В книге рассказывается история главного героя, который сталкивается с различными проблемами и препятствиями на протяжении всего своего путешествия. По пути он встречает множество второстепенных персонажей, которые играют важные роли в истории. Благодаря опыту главного героя книга исследует такие темы, как любовь, потеря, надежда и стойкость. По мере того, как главный герой преодолевает свои трудности, он усваивает ценные уроки жизни и растет как личность.
Короткий рассказ от автора «Зеркала для героя». Рассказ из жизни заводской спортивной команды велосипедных гонщиков. Важный разговор накануне городской командной гонки, семейная жизнь, мешающая спорту. Самый молодой член команды, но в то же время капитан маленького и дружного коллектива решает выиграть, несмотря на то, что дома у них бранятся жены, не пускают после сегодняшнего поражения тренироваться, а соседи подзуживают и что надо огород копать, и дочку в пионерский лагерь везти, и надо у домны стоять.
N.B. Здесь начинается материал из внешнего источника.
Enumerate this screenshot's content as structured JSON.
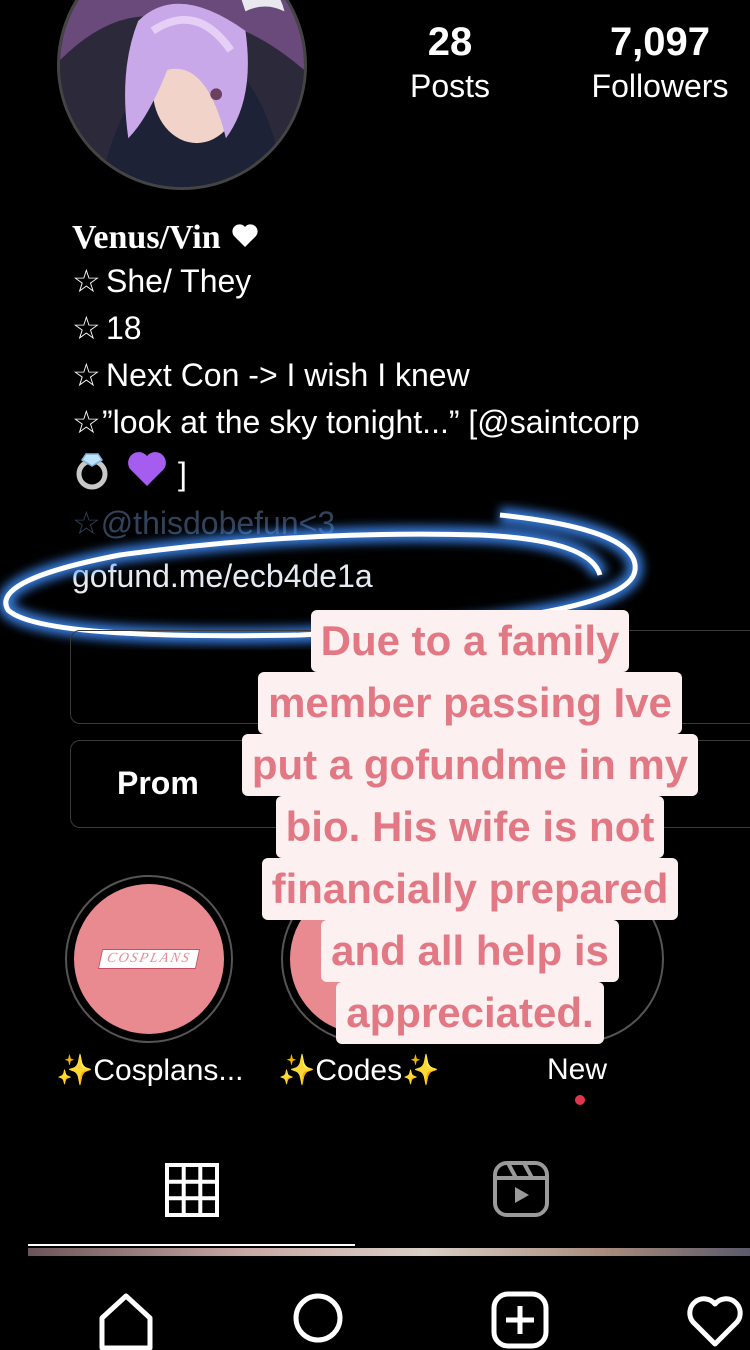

Эмоциональный настрой лирики Мандельштама преисполнен тем, что критики называли «душевной неуютностью». И акцентированная простота повседневных мелочей, из которых он выстраивал свою поэтическую реальность, лишь подчеркивает тоску и беспокойство незаурядного человека, которому выпало на долю жить в «перевернутом мире». В это издание вошли как хорошо знакомые, так и менее известные широкому кругу читателей стихи русского поэта. Оно включает прижизненные поэтические сборники автора («Камень», «Tristia», «Стихи 1921–1925»), стихи 1930–1937 годов, объединенные хронологически, а также стихотворения, не вошедшие в собрания. Помимо стихотворений, в книгу вошли автобиографическая проза и статьи: «Шум времени», «Путешествие в Армению», «Письмо о русской поэзии», «Литературная Москва» и др.
«Это старая история, которая вечно… Впрочем, я должен оговориться: она не только может быть „вечно… новою“, но и не может – я глубоко убежден в этом – даже повториться в наше время…».